12.   According to her reply brief, Ms. Derzavis does not contend that this caused her injury.

13.   Ms. Derzavis admitted on cross-examination that Dr. Feffer, who examined her for “joint pain all over the body” on August 9, 1993, concluded that she was a hypochondriac.

14.   Dr. Bepko explained that “psychophysiologic” refers to “a symptom, a disease where there's no basis in fact.   You examine the patient, there's absolutely nothing you can find to support what she appears to be having.”

15.   Dr. Becker also testified that using a Cytobrush “is not only acceptable but is probably one of the better ways of doing a Pap smear ․ because it is the least traumatic to the cervix․”

16.   Ms. Derzavis contends that the trial court “inadvertently overlooked Dr. Bepko's testimony which in itself provided evidence of deviation from the standard of care.”   According to Ms. Derzavis' brief, Dr. Bepko allegedly said that he “introduced the brush until you couldn't see the last bristles attached to the handle.”   Since the trial judge stated in his order that he had “reviewed the entire record in the case” when ruling on the post-trial motion, there is no reason for us to conclude that he overlooked Dr.

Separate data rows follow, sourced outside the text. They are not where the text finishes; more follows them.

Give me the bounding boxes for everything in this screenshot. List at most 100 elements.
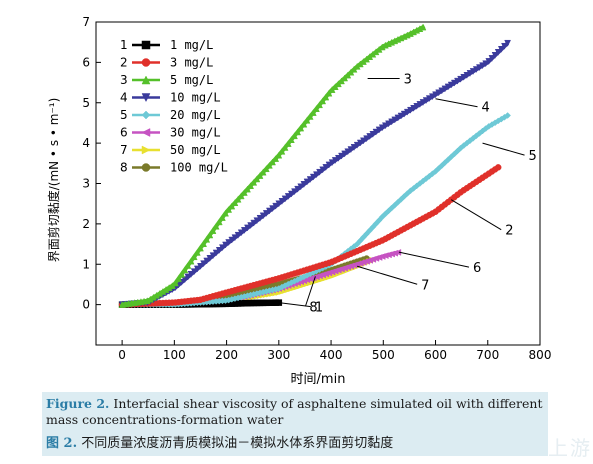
legend-marker xyxy=(141,110,151,120)
data-point xyxy=(203,257,211,265)
data-point xyxy=(334,154,342,162)
data-point xyxy=(184,261,192,269)
data-point xyxy=(457,75,465,83)
caption-figure-label-en: Figure 2. xyxy=(46,396,110,411)
data-point xyxy=(360,233,367,241)
data-point xyxy=(469,68,477,75)
caption-en-line1: Figure 2. Interfacial shear viscosity of… xyxy=(46,396,542,411)
data-point xyxy=(190,253,198,261)
caption-text-en: Interfacial shear viscosity of asphalten… xyxy=(109,396,543,411)
legend-marker xyxy=(141,145,151,155)
data-point xyxy=(281,143,289,151)
data-point xyxy=(460,73,468,81)
legend-marker xyxy=(141,40,151,50)
data-point xyxy=(504,39,512,47)
caption-cn-line: 图 2. 不同质量浓度沥青质模拟油－模拟水体系界面剪切黏度 xyxy=(46,432,393,451)
legend-id: 6 xyxy=(120,126,128,140)
legend-id: 5 xyxy=(120,108,128,122)
data-point xyxy=(225,239,233,247)
data-point xyxy=(209,252,217,260)
data-point xyxy=(363,135,370,143)
legend-entry: 3 5 mg/L xyxy=(120,73,213,87)
data-point xyxy=(501,42,508,50)
annotation-leader xyxy=(398,251,470,268)
data-point xyxy=(175,275,182,282)
data-point xyxy=(441,85,449,93)
annotation-leader xyxy=(435,98,478,108)
data-point xyxy=(309,109,317,116)
data-point xyxy=(504,112,511,119)
caption-figure-label-cn: 图 2. xyxy=(46,436,78,451)
data-point xyxy=(291,188,298,196)
data-point xyxy=(432,91,439,99)
y-tick-label: 4 xyxy=(82,136,90,150)
data-point xyxy=(353,141,361,149)
data-point xyxy=(338,152,345,160)
data-point xyxy=(253,175,261,183)
data-point xyxy=(494,49,502,56)
data-point xyxy=(294,185,302,193)
annotation-leader xyxy=(357,265,418,285)
data-point xyxy=(256,172,264,179)
data-point xyxy=(228,202,236,210)
y-tick-label: 3 xyxy=(82,177,90,191)
data-point xyxy=(215,247,223,254)
data-point xyxy=(419,23,427,31)
data-point xyxy=(378,124,386,132)
data-point xyxy=(394,114,402,122)
x-tick-label: 700 xyxy=(476,348,499,362)
data-point xyxy=(381,122,389,130)
data-point xyxy=(494,164,502,171)
data-point xyxy=(306,112,314,120)
legend-marker xyxy=(141,75,151,85)
data-point xyxy=(350,144,358,151)
data-point xyxy=(209,227,217,234)
legend-entry: 1 1 mg/L xyxy=(120,38,213,52)
annotation-leader xyxy=(450,199,502,231)
annotation-label: 2 xyxy=(505,224,513,239)
data-point xyxy=(272,155,280,162)
data-point xyxy=(171,279,179,287)
data-point xyxy=(388,118,396,126)
data-point xyxy=(463,72,471,79)
data-point xyxy=(407,106,414,114)
series-3 xyxy=(118,23,427,308)
data-point xyxy=(306,176,314,184)
data-point xyxy=(281,195,289,203)
data-point xyxy=(347,146,355,154)
data-point xyxy=(447,81,455,89)
data-point xyxy=(237,229,245,237)
data-point xyxy=(259,168,267,176)
data-point xyxy=(363,230,370,238)
data-point xyxy=(178,270,186,278)
data-point xyxy=(291,132,298,140)
x-tick-label: 800 xyxy=(529,348,552,362)
data-point xyxy=(200,240,208,247)
data-point xyxy=(193,265,201,273)
data-point xyxy=(356,139,364,147)
data-point xyxy=(240,188,248,196)
viscosity-chart: 0 100 200 300 400 500 600 700 800 0 1 2 3 4 5 6 7 1 2 3 4 5 6… xyxy=(46,15,552,387)
data-point xyxy=(200,260,208,268)
data-point xyxy=(397,112,405,120)
data-point xyxy=(225,205,233,213)
data-point xyxy=(262,210,270,217)
data-point xyxy=(231,234,239,242)
data-point xyxy=(275,151,283,159)
data-point xyxy=(256,214,264,222)
data-point xyxy=(184,273,192,281)
data-point xyxy=(375,216,383,224)
data-point xyxy=(190,268,198,276)
data-point xyxy=(366,227,374,234)
legend-label: 20 mg/L xyxy=(170,108,221,122)
data-point xyxy=(303,178,311,186)
data-point xyxy=(485,58,493,65)
legend-id: 7 xyxy=(120,143,128,157)
legend-id: 1 xyxy=(120,38,128,52)
data-point xyxy=(266,161,273,169)
data-point xyxy=(454,77,461,85)
x-tick-label: 600 xyxy=(424,348,447,362)
data-point xyxy=(385,120,392,128)
data-point xyxy=(344,148,352,156)
data-point xyxy=(244,185,251,193)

Bepko's testimony.

17.   In the instant case, unlike McCoy, there was a full trial lasting five days.

1.   Lasley argued that[c]ausation in this case is simple because the causation is obvious.   He stresses that only two possibilities exist:  Either the embolization procedure or the AVM itself caused his blood vessels to rupture and hemorrhage.   Moreover, the rupture and bleeding occurred during the embolization procedure.   In Lasley's estimation, the temporal coincidence of the procedure and the rupture reveals the causal link between them.Lasley, supra, 688 A.2d at 1383.

2.   See majority opinion at 521-522.

3.   While I would reverse the grant of judgment for appellee, I would remand the case to the trial court for consideration of appellee's alternative request for a new trial or remittitur.   See Super.   Ct. Civil R. 50(c);  Spain v. McNeal, 337 A.2d 507, 511 (D.C.1975) (the trial court should rule on alternate motion, even if a judgment notwithstanding the verdict is granted).